高見先輩だって、残念だと、思っている。声色でよく分かる。“残念”なんて、そんな言葉で引き止めて、どんなに無責任か…

会いたい、孝成さんに。
その口から、どうしてバスケをやめるのか…聞いたところで、もうコートには立たないという彼の決意を覆すことは出来なくても。このままでは俺が納得できない。

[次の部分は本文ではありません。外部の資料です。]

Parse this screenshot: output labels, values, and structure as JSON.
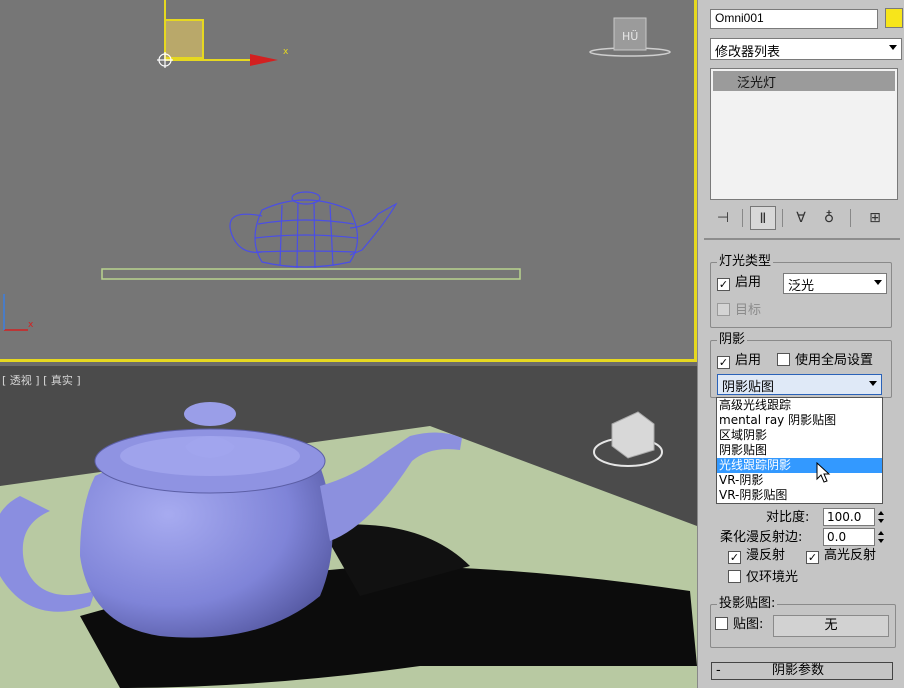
{
  "viewports": {
    "perspective_label": "[ 透视 ] [ 真实 ]",
    "viewcube_top_text": "前",
    "active_border_color": "#e6d820"
  },
  "panel": {
    "object_name": "Omni001",
    "object_color": "#f7e51b",
    "modifier_list": "修改器列表",
    "stack_item": "泛光灯",
    "light_type": {
      "title": "灯光类型",
      "enable_label": "启用",
      "enable_checked": true,
      "type_value": "泛光",
      "target_label": "目标"
    },
    "shadows": {
      "title": "阴影",
      "enable_label": "启用",
      "global_label": "使用全局设置",
      "selected": "阴影贴图",
      "options": [
        "高级光线跟踪",
        "mental ray 阴影贴图",
        "区域阴影",
        "阴影贴图",
        "光线跟踪阴影",
        "VR-阴影",
        "VR-阴影贴图"
      ],
      "highlighted_option": "光线跟踪阴影"
    },
    "contrast_label": "对比度:",
    "contrast_value": "100.0",
    "soften_label": "柔化漫反射边:",
    "soften_value": "0.0",
    "diffuse_label": "漫反射",
    "specular_label": "高光反射",
    "ambient_label": "仅环境光",
    "projector": {
      "title": "投影贴图:",
      "map_label": "贴图:",
      "map_button": "无"
    },
    "rollout_shadow_params": "阴影参数",
    "rollout_sign": "-"
  }
}
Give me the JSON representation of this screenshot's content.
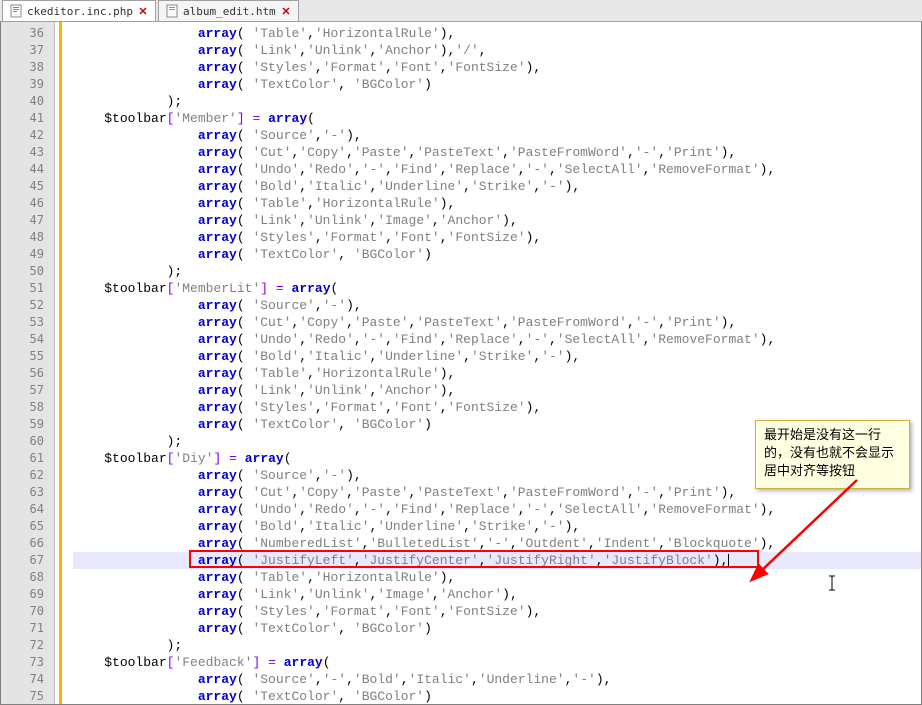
{
  "tabs": [
    {
      "name": "ckeditor.inc.php",
      "active": true
    },
    {
      "name": "album_edit.htm",
      "active": false
    }
  ],
  "lines": [
    {
      "n": 36,
      "i": 4,
      "t": "array",
      "args": "( 'Table','HorizontalRule'),"
    },
    {
      "n": 37,
      "i": 4,
      "t": "array",
      "args": "( 'Link','Unlink','Anchor'),'/',"
    },
    {
      "n": 38,
      "i": 4,
      "t": "array",
      "args": "( 'Styles','Format','Font','FontSize'),"
    },
    {
      "n": 39,
      "i": 4,
      "t": "array",
      "args": "( 'TextColor', 'BGColor')"
    },
    {
      "n": 40,
      "i": 3,
      "t": "",
      "args": ");"
    },
    {
      "n": 41,
      "i": 1,
      "t": "var",
      "varname": "$toolbar",
      "key": "'Member'",
      "args": " = ",
      "kw": "array",
      "tail": "("
    },
    {
      "n": 42,
      "i": 4,
      "t": "array",
      "args": "( 'Source','-'),"
    },
    {
      "n": 43,
      "i": 4,
      "t": "array",
      "args": "( 'Cut','Copy','Paste','PasteText','PasteFromWord','-','Print'),"
    },
    {
      "n": 44,
      "i": 4,
      "t": "array",
      "args": "( 'Undo','Redo','-','Find','Replace','-','SelectAll','RemoveFormat'),"
    },
    {
      "n": 45,
      "i": 4,
      "t": "array",
      "args": "( 'Bold','Italic','Underline','Strike','-'),"
    },
    {
      "n": 46,
      "i": 4,
      "t": "array",
      "args": "( 'Table','HorizontalRule'),"
    },
    {
      "n": 47,
      "i": 4,
      "t": "array",
      "args": "( 'Link','Unlink','Image','Anchor'),"
    },
    {
      "n": 48,
      "i": 4,
      "t": "array",
      "args": "( 'Styles','Format','Font','FontSize'),"
    },
    {
      "n": 49,
      "i": 4,
      "t": "array",
      "args": "( 'TextColor', 'BGColor')"
    },
    {
      "n": 50,
      "i": 3,
      "t": "",
      "args": ");"
    },
    {
      "n": 51,
      "i": 1,
      "t": "var",
      "varname": "$toolbar",
      "key": "'MemberLit'",
      "args": " = ",
      "kw": "array",
      "tail": "("
    },
    {
      "n": 52,
      "i": 4,
      "t": "array",
      "args": "( 'Source','-'),"
    },
    {
      "n": 53,
      "i": 4,
      "t": "array",
      "args": "( 'Cut','Copy','Paste','PasteText','PasteFromWord','-','Print'),"
    },
    {
      "n": 54,
      "i": 4,
      "t": "array",
      "args": "( 'Undo','Redo','-','Find','Replace','-','SelectAll','RemoveFormat'),"
    },
    {
      "n": 55,
      "i": 4,
      "t": "array",
      "args": "( 'Bold','Italic','Underline','Strike','-'),"
    },
    {
      "n": 56,
      "i": 4,
      "t": "array",
      "args": "( 'Table','HorizontalRule'),"
    },
    {
      "n": 57,
      "i": 4,
      "t": "array",
      "args": "( 'Link','Unlink','Anchor'),"
    },
    {
      "n": 58,
      "i": 4,
      "t": "array",
      "args": "( 'Styles','Format','Font','FontSize'),"
    },
    {
      "n": 59,
      "i": 4,
      "t": "array",
      "args": "( 'TextColor', 'BGColor')"
    },
    {
      "n": 60,
      "i": 3,
      "t": "",
      "args": ");"
    },
    {
      "n": 61,
      "i": 1,
      "t": "var",
      "varname": "$toolbar",
      "key": "'Diy'",
      "args": " = ",
      "kw": "array",
      "tail": "("
    },
    {
      "n": 62,
      "i": 4,
      "t": "array",
      "args": "( 'Source','-'),"
    },
    {
      "n": 63,
      "i": 4,
      "t": "array",
      "args": "( 'Cut','Copy','Paste','PasteText','PasteFromWord','-','Print'),"
    },
    {
      "n": 64,
      "i": 4,
      "t": "array",
      "args": "( 'Undo','Redo','-','Find','Replace','-','SelectAll','RemoveFormat'),"
    },
    {
      "n": 65,
      "i": 4,
      "t": "array",
      "args": "( 'Bold','Italic','Underline','Strike','-'),"
    },
    {
      "n": 66,
      "i": 4,
      "t": "array",
      "args": "( 'NumberedList','BulletedList','-','Outdent','Indent','Blockquote'),"
    },
    {
      "n": 67,
      "i": 4,
      "t": "array",
      "args": "( 'JustifyLeft','JustifyCenter','JustifyRight','JustifyBlock'),",
      "hl": true
    },
    {
      "n": 68,
      "i": 4,
      "t": "array",
      "args": "( 'Table','HorizontalRule'),"
    },
    {
      "n": 69,
      "i": 4,
      "t": "array",
      "args": "( 'Link','Unlink','Image','Anchor'),"
    },
    {
      "n": 70,
      "i": 4,
      "t": "array",
      "args": "( 'Styles','Format','Font','FontSize'),"
    },
    {
      "n": 71,
      "i": 4,
      "t": "array",
      "args": "( 'TextColor', 'BGColor')"
    },
    {
      "n": 72,
      "i": 3,
      "t": "",
      "args": ");"
    },
    {
      "n": 73,
      "i": 1,
      "t": "var",
      "varname": "$toolbar",
      "key": "'Feedback'",
      "args": " = ",
      "kw": "array",
      "tail": "("
    },
    {
      "n": 74,
      "i": 4,
      "t": "array",
      "args": "( 'Source','-','Bold','Italic','Underline','-'),"
    },
    {
      "n": 75,
      "i": 4,
      "t": "array",
      "args": "( 'TextColor', 'BGColor')",
      "partial": true
    }
  ],
  "callout_text": "最开始是没有这一行的，没有也就不会显示居中对齐等按钮",
  "redbox": {
    "line": 67
  }
}
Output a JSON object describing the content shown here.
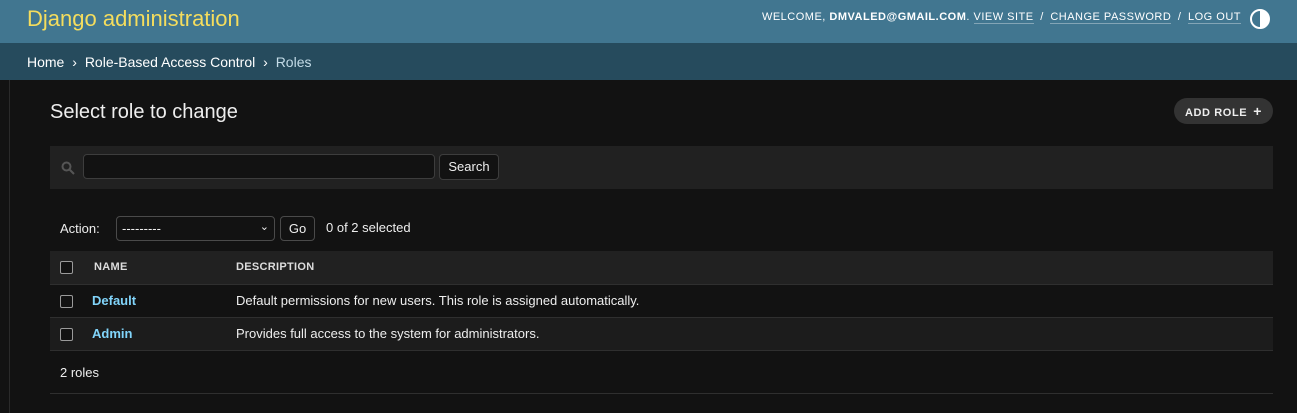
{
  "header": {
    "brand": "Django administration",
    "welcome": "Welcome,",
    "user_email": "dmvaled@gmail.com",
    "view_site": "View site",
    "change_password": "Change password",
    "log_out": "Log out",
    "separator": "/"
  },
  "breadcrumbs": {
    "home": "Home",
    "app": "Role-Based Access Control",
    "current": "Roles",
    "arrow": "›"
  },
  "page": {
    "title": "Select role to change",
    "add_button": "Add role",
    "add_icon": "+"
  },
  "search": {
    "value": "",
    "button": "Search"
  },
  "actions": {
    "label": "Action:",
    "selected_option": "---------",
    "go": "Go",
    "selected_count": "0 of 2 selected"
  },
  "table": {
    "columns": [
      "Name",
      "Description"
    ],
    "rows": [
      {
        "name": "Default",
        "description": "Default permissions for new users. This role is assigned automatically."
      },
      {
        "name": "Admin",
        "description": "Provides full access to the system for administrators."
      }
    ]
  },
  "paginator": "2 roles",
  "colors": {
    "header_bg": "#417690",
    "brand": "#f5dd5d",
    "breadcrumbs_bg": "#264b5d",
    "link": "#81d4fa",
    "background": "#121212"
  }
}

「とりあえずさ、センター終わるまでは大人しくしてろよ。いやそのあとも話す時間あるかわかんねぇけど」

やんでいた雪がまた降り始めた。
ふわりふわりと舞いながら、ブレザーに落ちて、じわりと溶けて消える。寒いから、とマフラーをぐるぐるに巻いて滑りながら、それでも転ばないように歩く孝成さんが浮かんだ。
俺の地元はこんなに雪降らないよと、一度だけ聞いたかもしれない。だからこの人は雪道の歩き方が下手なのかとか、勝手なことを思ったことは確かに記憶にある。

「葉月は」

「……はい?」

「葉月はどうすんだよ」

“卒業したら”
卒業、したら…問われた言葉が頭の中を一周して、けれど何も答えは出なかった。